By Mary Onyia
Founder and Chancellor of Afe Babalola University, Ado-Ekiti, Chief Afe Babalola (SAN), has lamented the deepening rot in Nigeria’s education system, warning that unless urgent and holistic reforms are undertaken, the nation risks raising generations of half-baked graduates.
Babalola, who also served as former Pro-Chancellor and Chairman of the Governing Council of the University of Lagos, and former Chairman of all Pro-Chancellors, said the crisis in education cuts across all levels, from primary to tertiary institutions.
“The problems confronting the educational system in Nigeria are pervasive; they ravage every tier, from primary one to the university,” he wrote in an article published in Vanguard titled The Dwindling Standard of Education in Nigeria – The Way Forward.
Despite never attending secondary school or university himself, the legal luminary and educationist stressed that decades of service to Nigeria’s academic system have exposed him to the roots of its decline.
“Our situation can be likened to that of a K-legged man whose attention was drawn to the bent load on his head. He in turn asked the people to look down for the cause rather than what is on his head,” he quipped.
Babalola listed over-crowded classrooms, lack of adequate funding, poorly trained and ill-motivated teachers, and the absence of basic teaching materials as some of the major obstacles hindering effective learning at the foundation stage.

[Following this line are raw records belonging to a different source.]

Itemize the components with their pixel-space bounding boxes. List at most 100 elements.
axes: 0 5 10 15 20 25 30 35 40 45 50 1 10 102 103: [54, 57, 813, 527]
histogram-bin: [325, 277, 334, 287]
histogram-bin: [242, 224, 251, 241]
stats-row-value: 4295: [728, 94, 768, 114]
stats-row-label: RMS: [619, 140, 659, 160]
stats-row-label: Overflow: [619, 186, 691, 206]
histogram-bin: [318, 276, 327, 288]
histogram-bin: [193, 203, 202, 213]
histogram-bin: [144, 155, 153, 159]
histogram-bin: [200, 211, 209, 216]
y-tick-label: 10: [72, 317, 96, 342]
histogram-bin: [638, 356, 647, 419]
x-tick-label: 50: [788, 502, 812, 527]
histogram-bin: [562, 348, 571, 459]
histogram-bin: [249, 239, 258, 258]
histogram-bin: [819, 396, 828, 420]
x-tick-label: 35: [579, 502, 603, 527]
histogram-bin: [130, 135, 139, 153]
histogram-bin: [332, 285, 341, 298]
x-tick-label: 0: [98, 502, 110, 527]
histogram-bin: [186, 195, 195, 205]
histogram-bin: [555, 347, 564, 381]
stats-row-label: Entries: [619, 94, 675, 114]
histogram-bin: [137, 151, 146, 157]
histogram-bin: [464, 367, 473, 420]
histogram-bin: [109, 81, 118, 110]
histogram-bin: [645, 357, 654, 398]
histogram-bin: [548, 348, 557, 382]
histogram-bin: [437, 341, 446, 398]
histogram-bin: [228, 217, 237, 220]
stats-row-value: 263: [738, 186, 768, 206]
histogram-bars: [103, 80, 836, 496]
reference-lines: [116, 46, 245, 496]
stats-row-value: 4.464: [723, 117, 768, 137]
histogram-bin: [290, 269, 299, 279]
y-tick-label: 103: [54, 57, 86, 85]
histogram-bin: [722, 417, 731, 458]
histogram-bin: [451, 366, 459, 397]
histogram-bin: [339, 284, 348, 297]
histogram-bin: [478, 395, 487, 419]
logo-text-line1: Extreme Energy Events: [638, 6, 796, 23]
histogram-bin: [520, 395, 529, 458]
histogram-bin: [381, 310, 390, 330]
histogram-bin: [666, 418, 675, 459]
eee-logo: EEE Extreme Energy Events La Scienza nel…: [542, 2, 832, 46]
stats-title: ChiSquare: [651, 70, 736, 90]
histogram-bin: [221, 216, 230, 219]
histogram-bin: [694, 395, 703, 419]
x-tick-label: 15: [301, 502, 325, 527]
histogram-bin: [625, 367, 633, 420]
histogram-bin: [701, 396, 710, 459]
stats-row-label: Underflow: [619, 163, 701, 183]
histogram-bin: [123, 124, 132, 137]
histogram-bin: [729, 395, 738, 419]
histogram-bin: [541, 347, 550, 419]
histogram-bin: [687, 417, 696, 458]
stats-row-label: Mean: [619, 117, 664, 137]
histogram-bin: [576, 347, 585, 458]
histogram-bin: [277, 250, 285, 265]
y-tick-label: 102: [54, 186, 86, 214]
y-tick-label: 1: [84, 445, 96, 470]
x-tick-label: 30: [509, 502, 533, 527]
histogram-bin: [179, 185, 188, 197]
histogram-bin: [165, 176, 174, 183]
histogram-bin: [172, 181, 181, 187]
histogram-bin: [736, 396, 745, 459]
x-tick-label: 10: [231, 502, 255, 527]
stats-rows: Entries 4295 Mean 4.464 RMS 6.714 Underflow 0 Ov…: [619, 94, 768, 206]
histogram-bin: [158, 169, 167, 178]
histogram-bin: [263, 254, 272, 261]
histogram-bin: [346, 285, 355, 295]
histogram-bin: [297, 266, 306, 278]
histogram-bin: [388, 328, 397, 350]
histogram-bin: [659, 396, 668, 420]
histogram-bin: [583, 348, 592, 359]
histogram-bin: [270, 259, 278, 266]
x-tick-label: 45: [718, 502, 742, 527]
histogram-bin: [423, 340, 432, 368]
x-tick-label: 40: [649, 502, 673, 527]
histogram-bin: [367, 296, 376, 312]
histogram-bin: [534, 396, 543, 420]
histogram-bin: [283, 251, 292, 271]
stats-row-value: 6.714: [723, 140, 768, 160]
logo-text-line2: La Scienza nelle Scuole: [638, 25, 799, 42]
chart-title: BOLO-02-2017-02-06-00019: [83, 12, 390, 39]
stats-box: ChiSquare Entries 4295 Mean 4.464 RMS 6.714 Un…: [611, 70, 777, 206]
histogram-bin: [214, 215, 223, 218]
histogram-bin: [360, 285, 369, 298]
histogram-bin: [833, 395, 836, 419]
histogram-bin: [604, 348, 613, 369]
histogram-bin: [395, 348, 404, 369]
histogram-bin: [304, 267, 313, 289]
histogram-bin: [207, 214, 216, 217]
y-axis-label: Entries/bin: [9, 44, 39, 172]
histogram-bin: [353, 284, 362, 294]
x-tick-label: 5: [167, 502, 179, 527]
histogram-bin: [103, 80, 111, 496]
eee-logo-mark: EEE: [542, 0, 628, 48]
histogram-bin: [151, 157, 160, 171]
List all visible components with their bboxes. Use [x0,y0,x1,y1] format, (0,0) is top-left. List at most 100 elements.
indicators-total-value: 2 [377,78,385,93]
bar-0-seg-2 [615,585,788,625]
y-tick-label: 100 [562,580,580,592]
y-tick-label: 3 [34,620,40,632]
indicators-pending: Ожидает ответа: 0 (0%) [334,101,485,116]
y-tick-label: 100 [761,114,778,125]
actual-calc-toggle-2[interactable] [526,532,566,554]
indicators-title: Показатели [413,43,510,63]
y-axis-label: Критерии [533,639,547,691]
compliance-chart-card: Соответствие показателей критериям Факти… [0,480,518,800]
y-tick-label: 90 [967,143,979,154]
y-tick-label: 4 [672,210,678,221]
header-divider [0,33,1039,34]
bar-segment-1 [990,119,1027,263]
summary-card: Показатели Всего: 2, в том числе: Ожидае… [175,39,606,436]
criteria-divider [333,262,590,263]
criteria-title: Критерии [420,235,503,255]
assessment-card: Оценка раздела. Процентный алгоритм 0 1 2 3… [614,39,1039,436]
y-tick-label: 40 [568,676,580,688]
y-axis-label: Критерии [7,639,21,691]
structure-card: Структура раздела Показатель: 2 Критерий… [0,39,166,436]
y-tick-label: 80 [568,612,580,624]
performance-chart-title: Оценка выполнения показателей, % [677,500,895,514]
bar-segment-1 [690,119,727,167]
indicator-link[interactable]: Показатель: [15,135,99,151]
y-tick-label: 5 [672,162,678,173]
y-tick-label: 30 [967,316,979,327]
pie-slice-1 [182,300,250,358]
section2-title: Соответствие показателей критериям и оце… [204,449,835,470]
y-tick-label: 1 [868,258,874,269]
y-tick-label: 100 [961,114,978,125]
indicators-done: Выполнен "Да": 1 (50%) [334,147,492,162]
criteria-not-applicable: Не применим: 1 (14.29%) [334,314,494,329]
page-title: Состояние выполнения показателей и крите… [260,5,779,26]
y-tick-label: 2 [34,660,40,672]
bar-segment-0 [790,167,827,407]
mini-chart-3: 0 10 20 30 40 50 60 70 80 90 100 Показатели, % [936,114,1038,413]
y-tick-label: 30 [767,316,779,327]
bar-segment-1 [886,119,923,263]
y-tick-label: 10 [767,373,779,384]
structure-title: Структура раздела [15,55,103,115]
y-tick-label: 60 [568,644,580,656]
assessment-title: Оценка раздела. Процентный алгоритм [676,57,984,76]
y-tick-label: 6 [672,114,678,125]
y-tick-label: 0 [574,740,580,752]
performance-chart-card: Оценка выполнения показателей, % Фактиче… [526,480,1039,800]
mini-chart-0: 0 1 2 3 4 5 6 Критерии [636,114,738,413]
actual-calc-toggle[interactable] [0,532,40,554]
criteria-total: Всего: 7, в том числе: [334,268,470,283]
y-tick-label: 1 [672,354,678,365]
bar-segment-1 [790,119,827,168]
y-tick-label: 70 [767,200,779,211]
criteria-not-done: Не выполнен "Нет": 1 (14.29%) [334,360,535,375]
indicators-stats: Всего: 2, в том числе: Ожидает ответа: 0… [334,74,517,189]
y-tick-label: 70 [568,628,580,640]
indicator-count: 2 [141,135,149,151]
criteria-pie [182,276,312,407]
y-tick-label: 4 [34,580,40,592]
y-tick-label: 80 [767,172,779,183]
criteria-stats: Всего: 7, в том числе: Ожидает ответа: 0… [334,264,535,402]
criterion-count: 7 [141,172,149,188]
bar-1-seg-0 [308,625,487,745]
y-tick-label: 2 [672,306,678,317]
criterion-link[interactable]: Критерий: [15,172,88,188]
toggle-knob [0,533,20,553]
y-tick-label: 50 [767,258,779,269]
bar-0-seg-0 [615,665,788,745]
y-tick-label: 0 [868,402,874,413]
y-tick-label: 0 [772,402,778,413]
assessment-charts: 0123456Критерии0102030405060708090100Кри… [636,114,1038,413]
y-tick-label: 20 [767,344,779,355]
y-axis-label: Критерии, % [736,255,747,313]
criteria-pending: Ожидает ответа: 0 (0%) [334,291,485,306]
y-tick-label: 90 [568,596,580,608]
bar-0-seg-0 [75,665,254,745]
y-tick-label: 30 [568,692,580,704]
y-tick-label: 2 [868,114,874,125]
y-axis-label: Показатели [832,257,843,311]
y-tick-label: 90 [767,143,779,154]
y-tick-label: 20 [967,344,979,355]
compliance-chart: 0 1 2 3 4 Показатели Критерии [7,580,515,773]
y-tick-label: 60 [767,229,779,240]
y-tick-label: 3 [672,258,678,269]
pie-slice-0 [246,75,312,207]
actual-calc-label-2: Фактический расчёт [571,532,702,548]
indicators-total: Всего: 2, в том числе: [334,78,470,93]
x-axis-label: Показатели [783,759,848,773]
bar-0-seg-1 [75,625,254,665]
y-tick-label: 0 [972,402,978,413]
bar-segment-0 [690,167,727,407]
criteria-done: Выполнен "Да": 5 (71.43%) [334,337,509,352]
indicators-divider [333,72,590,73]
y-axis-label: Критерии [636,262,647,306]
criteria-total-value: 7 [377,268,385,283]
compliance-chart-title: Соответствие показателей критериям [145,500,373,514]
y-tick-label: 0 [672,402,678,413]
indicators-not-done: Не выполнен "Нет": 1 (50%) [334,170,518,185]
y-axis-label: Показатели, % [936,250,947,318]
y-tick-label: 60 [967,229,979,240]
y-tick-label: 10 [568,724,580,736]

“It is these poorly taught children that graduate to secondary schools to confront the same problems,” he said, stressing that by the time they progress to universities, they have become “like dry fish – they can no longer be bent without being broken. The havoc is almost permanently done.”
He lamented that efforts made to correct such deep-seated defects at the university level often end in failure, as students arrive unprepared for higher learning.
According to him, reversing the decline will require nothing less than “total and holistic corrective measures.”